"Per il futuro mi dà fiducia la storia della società, i numerosi tifosi che partecipano alle nostre emozioni: la Juve è un'identità, dobbiamo essere bravi noi a far parte di questa identità e far emozionare quelle anime": così il tecnico della Juventus, Luciano Spalletti, ai canali ufficiali del club dopo la firma sul rinnovo fino al 2028.
"Sono stato poche volte a teatro, ho avuto quella sensazione lì perché è come sentirsi al centro dell'attenzione, tutti ti guardano e ti ascoltano - racconta sulle sensazioni legate alla sua prima panchina all'Allianz Stadium da tecnico bianconero - ed è stata anche emozione: non è solo entrare allo Stadium, è come entrare in una storia".

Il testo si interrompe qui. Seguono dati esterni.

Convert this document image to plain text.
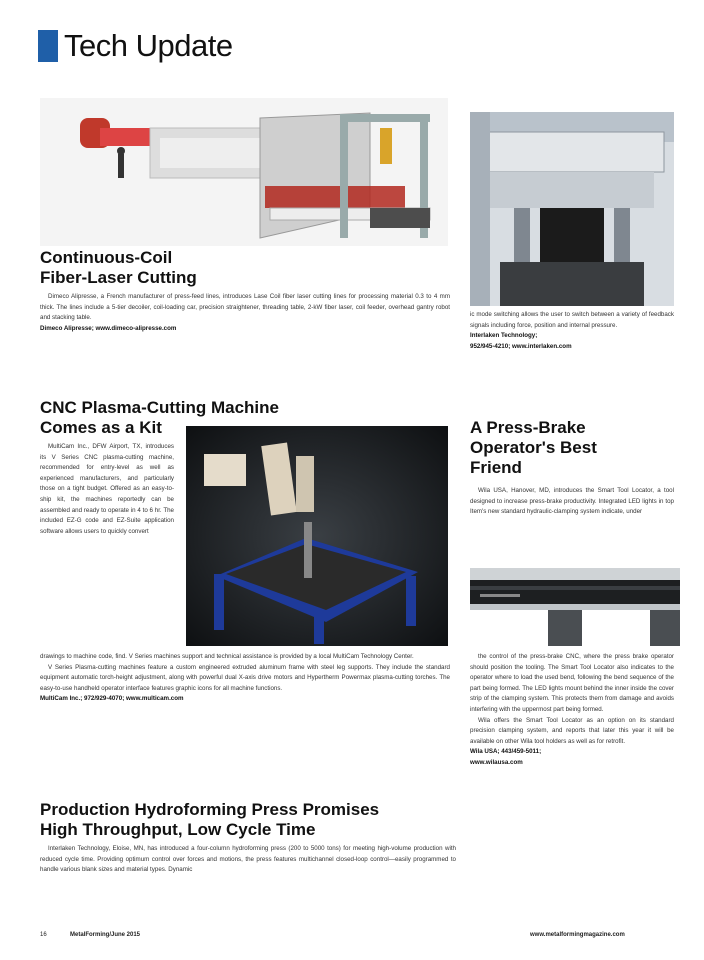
Tech Update
Continuous-Coil
Fiber-Laser Cutting

Dimeco Alipresse, a French manufacturer of press-feed lines, introduces Lase Coil fiber laser cutting lines for processing material 0.3 to 4 mm thick. The lines include a 5-tier decoiler, coil-loading car, precision straightener, threading table, 2-kW fiber laser, coil feeder, overhead gantry robot and stacking table.

Dimeco Alipresse; www.dimeco-alipresse.com
CNC Plasma-Cutting Machine
Comes as a Kit

MultiCam Inc., DFW Airport, TX, introduces its V Series CNC plasma-cutting machine, recommended for entry-level as well as experienced manufacturers, and particularly those on a tight budget. Offered as an easy-to-ship kit, the machines reportedly can be assembled and ready to operate in 4 to 6 hr. The included EZ-G code and EZ-Suite application software allows users to quickly convert

drawings to machine code, find. V Series machines support and technical assistance is provided by a local MultiCam Technology Center.

V Series Plasma-cutting machines feature a custom engineered extruded aluminum frame with steel leg supports. They include the standard equipment automatic torch-height adjustment, along with powerful dual X-axis drive motors and Hypertherm Powermax plasma-cutting torches. The easy-to-use handheld operator interface features graphic icons for all machine functions.

MultiCam Inc.; 972/929-4070; www.multicam.com
Production Hydroforming Press Promises
High Throughput, Low Cycle Time

Interlaken Technology, Eloise, MN, has introduced a four-column hydroforming press (200 to 5000 tons) for meeting high-volume production with reduced cycle time. Providing optimum control over forces and motions, the press features multichannel closed-loop control—easily programmed to handle various blank sizes and material types. Dynamic

ic mode switching allows the user to switch between a variety of feedback signals including force, position and internal pressure.
Interlaken Technology;
952/945-4210; www.interlaken.com
A Press-Brake
Operator's Best
Friend

Wila USA, Hanover, MD, introduces the Smart Tool Locator, a tool designed to increase press-brake productivity. Integrated LED lights in top Item's new standard hydraulic-clamping system indicate, under

the control of the press-brake CNC, where the press brake operator should position the tooling. The Smart Tool Locator also indicates to the operator where to load the used bend, following the bend sequence of the part being formed. The LED lights mount behind the inner inside the cover strip of the clamping system. This protects them from damage and avoids interfering with the uppermost part being formed.

Wila offers the Smart Tool Locator as an option on its standard precision clamping system, and reports that later this year it will be available on other Wila tool holders as well as for retrofit.

Wila USA; 443/459-5011;
www.wilausa.com
16	MetalForming/June 2015	www.metalformingmagazine.com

Sul segreto delle sue squadre: "Si parla di tattica, spazi e velocità, ma nessuno parla di relazione - aggiunge Spalletti alla rubrica dei canali social del club Small Talk - ed è attraverso la relazione che si apre la mente e si trovano idee: senza relazione e amicizia in una squadra, diventa più difficile sviluppare il gioco. E bisogna sempre essere bravi a capire i momenti delle partite, perché sono i colpi a sorpresa a creare scompiglio e a fare la differenza".
"Il momento più forte? L'abbraccio dello Stadium dopo il ko in Champions"
Il tecnico commenta poi il momento più commovente: "Mi ha colpito il momento di grande amarezza quando siamo usciti dalla Champions contro il Galatasaray, vedere lo stadio che ci applaudiva e che voleva stringersi a noi dopo la sconfitta è stato il momento più forte: ci siamo sentiti tutti figli della stessa mamma, è stato bellissimo".
"È stato un rinnovo - continua - dove tutte le componenti hanno partecipato, ci siamo conosciuti e annusati bene in questi mesi e abbiamo potuto scegliere in libertà il nostro futuro, se era apprezzabile questo rapporto di lavoro e tutto ha indicato che questa fosse la soluzione più corretta, andare avanti insieme: le persone si misurano in base alle responsabilità, noi ne abbiamo una importante e qui si vede la voglia di sacrificarsi e lavorare per creare presupposti migliori di tutti gli addetti ai lavori".